Fortunately, there weren’t chem/bio/nuke weapons of any sort. Instead, there was something that was worse: strong Iraqi sectarian animosities that were contained under Hussein’s brutal rule, and absolutely no American plan for what would happen after Hussein’s overthrow. This combination has led to steadily increasing levels of violence and to the current state of low-level civil war. For three years, Bush has pretended that the situation in Iraq has been going well … maybe okay … so it’s really going well except for the damn media … umm, it’s making progress … except that progress is slower than expected … until nobody believes him anymore.
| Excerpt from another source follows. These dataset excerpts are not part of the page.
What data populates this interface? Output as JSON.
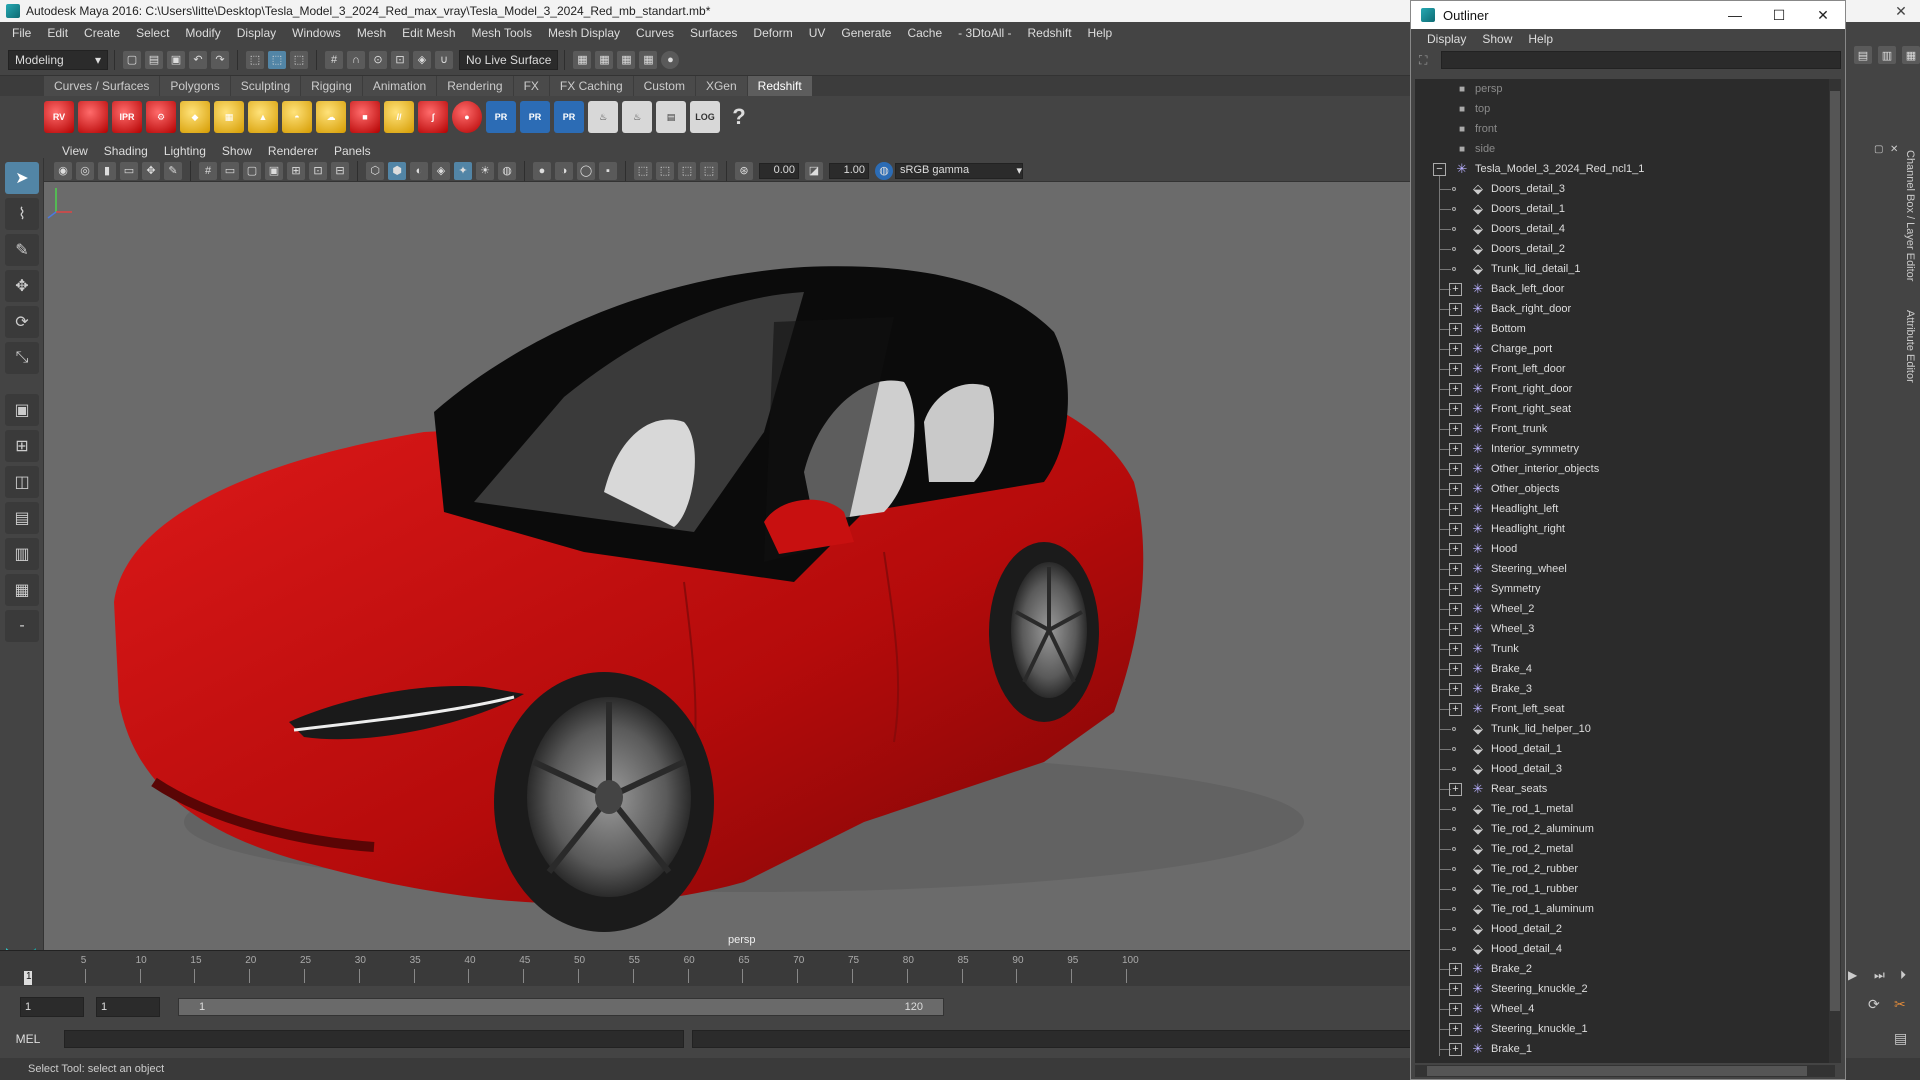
{
  "window": {
    "title": "Autodesk Maya 2016: C:\\Users\\litte\\Desktop\\Tesla_Model_3_2024_Red_max_vray\\Tesla_Model_3_2024_Red_mb_standart.mb*"
  },
  "menubar": [
    "File",
    "Edit",
    "Create",
    "Select",
    "Modify",
    "Display",
    "Windows",
    "Mesh",
    "Edit Mesh",
    "Mesh Tools",
    "Mesh Display",
    "Curves",
    "Surfaces",
    "Deform",
    "UV",
    "Generate",
    "Cache",
    "- 3DtoAll -",
    "Redshift",
    "Help"
  ],
  "statusline": {
    "mode": "Modeling",
    "live_surface": "No Live Surface"
  },
  "shelf": {
    "tabs": [
      "Curves / Surfaces",
      "Polygons",
      "Sculpting",
      "Rigging",
      "Animation",
      "Rendering",
      "FX",
      "FX Caching",
      "Custom",
      "XGen",
      "Redshift"
    ],
    "active_tab": "Redshift",
    "buttons": {
      "rv": "RV",
      "ipr": "IPR",
      "pr": "PR",
      "log": "LOG",
      "help": "?"
    }
  },
  "panel": {
    "menu": [
      "View",
      "Shading",
      "Lighting",
      "Show",
      "Renderer",
      "Panels"
    ],
    "exposure": "0.00",
    "gamma_value": "1.00",
    "color_space": "sRGB gamma",
    "camera_label": "persp"
  },
  "timeline": {
    "ticks": [
      "5",
      "10",
      "15",
      "20",
      "25",
      "30",
      "35",
      "40",
      "45",
      "50",
      "55",
      "60",
      "65",
      "70",
      "75",
      "80",
      "85",
      "90",
      "95",
      "100"
    ],
    "current": "1"
  },
  "range": {
    "start": "1",
    "playback_start": "1",
    "slider_left": "1",
    "slider_right": "120"
  },
  "cmdline": {
    "label": "MEL"
  },
  "helpline": "Select Tool: select an object",
  "side_tabs": {
    "channel_box": "Channel Box / Layer Editor",
    "attribute_editor": "Attribute Editor"
  },
  "outliner": {
    "title": "Outliner",
    "menu": [
      "Display",
      "Show",
      "Help"
    ],
    "cameras": [
      "persp",
      "top",
      "front",
      "side"
    ],
    "root": "Tesla_Model_3_2024_Red_ncl1_1",
    "children": [
      {
        "name": "Doors_detail_3",
        "group": false
      },
      {
        "name": "Doors_detail_1",
        "group": false
      },
      {
        "name": "Doors_detail_4",
        "group": false
      },
      {
        "name": "Doors_detail_2",
        "group": false
      },
      {
        "name": "Trunk_lid_detail_1",
        "group": false
      },
      {
        "name": "Back_left_door",
        "group": true
      },
      {
        "name": "Back_right_door",
        "group": true
      },
      {
        "name": "Bottom",
        "group": true
      },
      {
        "name": "Charge_port",
        "group": true
      },
      {
        "name": "Front_left_door",
        "group": true
      },
      {
        "name": "Front_right_door",
        "group": true
      },
      {
        "name": "Front_right_seat",
        "group": true
      },
      {
        "name": "Front_trunk",
        "group": true
      },
      {
        "name": "Interior_symmetry",
        "group": true
      },
      {
        "name": "Other_interior_objects",
        "group": true
      },
      {
        "name": "Other_objects",
        "group": true
      },
      {
        "name": "Headlight_left",
        "group": true
      },
      {
        "name": "Headlight_right",
        "group": true
      },
      {
        "name": "Hood",
        "group": true
      },
      {
        "name": "Steering_wheel",
        "group": true
      },
      {
        "name": "Symmetry",
        "group": true
      },
      {
        "name": "Wheel_2",
        "group": true
      },
      {
        "name": "Wheel_3",
        "group": true
      },
      {
        "name": "Trunk",
        "group": true
      },
      {
        "name": "Brake_4",
        "group": true
      },
      {
        "name": "Brake_3",
        "group": true
      },
      {
        "name": "Front_left_seat",
        "group": true
      },
      {
        "name": "Trunk_lid_helper_10",
        "group": false
      },
      {
        "name": "Hood_detail_1",
        "group": false
      },
      {
        "name": "Hood_detail_3",
        "group": false
      },
      {
        "name": "Rear_seats",
        "group": true
      },
      {
        "name": "Tie_rod_1_metal",
        "group": false
      },
      {
        "name": "Tie_rod_2_aluminum",
        "group": false
      },
      {
        "name": "Tie_rod_2_metal",
        "group": false
      },
      {
        "name": "Tie_rod_2_rubber",
        "group": false
      },
      {
        "name": "Tie_rod_1_rubber",
        "group": false
      },
      {
        "name": "Tie_rod_1_aluminum",
        "group": false
      },
      {
        "name": "Hood_detail_2",
        "group": false
      },
      {
        "name": "Hood_detail_4",
        "group": false
      },
      {
        "name": "Brake_2",
        "group": true
      },
      {
        "name": "Steering_knuckle_2",
        "group": true
      },
      {
        "name": "Wheel_4",
        "group": true
      },
      {
        "name": "Steering_knuckle_1",
        "group": true
      },
      {
        "name": "Brake_1",
        "group": true
      }
    ]
  },
  "colors": {
    "car_body": "#c40d0d",
    "viewport_bg": "#6b6b6b",
    "active_tool": "#5285a6",
    "outliner_transform_icon": "#b8b0ff"
  }
}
Now the situation is this:
- Iraq has a government that is essentially useless, powerless, corrupt, and incompetent.
- Various sectarian forces have stepped into the power vacuum and are escalating the “ethnic cleansing”.
- Our military is playing a game of “whack-a-mole” and is not making any real progress.
- Our military is the only real US player in the country. There’s almost no State Department representation, little/no economic or political or any other kind of help. It’s just boots on the ground.
- Our military is way overstretched, with some troops currently on their third tour in as many years. Our senior generals are saying that they’re nearly at the breaking point.
- The blue-ribbon Iraq Study Group has noted that the situation in Iraq can only be solved by Iraqis, not forced by the US.
- The Iraq Study Group recommended gradual disengagement of US military forces and increased negotiation with Syria and Iran, who are stirring the pot in Iraq.

It appears that George didn’t like the ISG’s report. So he started talking to others. And from press reports, it appears that the only people he’s listening to are the neoconservatives, who are arguing for a buildup of forces. To me, the neoconservatives have less than zero credibility: they’re a bunch of liars who got us into this mess in the first place. But neocons like to talk about “victory”, and George likes “victory”, even if he doesn’t know what it is nor how to achieve it.

Now for my viewpoint. I have been looking for a rational plan from SOMEbody in power for over three years now. I believe that we have an obligation to the world to bring stability to Iraq. It’s the old Pottery Barn rule: we broke it, we should fix it. But nobody has offered a plausible way to do that. George has one last chance this week to present one.

Everybody has been focused on troop strength. That should actually be a fallout of a rational plan. In other words, a good plan should come first, then you decide on how many people you need to implement it. I’ve seen one or two good plans, but they require far more people (50-100K) than the numbers coming out of the White House (20K).

I’m afraid that George is going to screw it up again. I think he’s looking for something he can call a “plan” that will need 20K more troops. He wants a troop increase for political reasons, so it looks like he’s doing something. He won’t draw down the troops because that’s an admission he failed. And he won’t commit the numbers that are really needed.

In my view, if he chooses not to commit sufficient resources, he chooses to let Iraq sink. If he chooses to let Iraq sink and keep the troop strength the same or bigger, then he not only fails Iraq, he fails the country by wrecking our already-overstretched Army and Marines. If he chooses to let Iraq sink and pull our troops out, at least we can start rebuilding our forces.

So the choice is to between implementing a realistic plan with sufficient resources, or pulling our troops out. Both are tough but we can live with them. Anything less than either of these choices is complete and utter failure, both now and for the long term.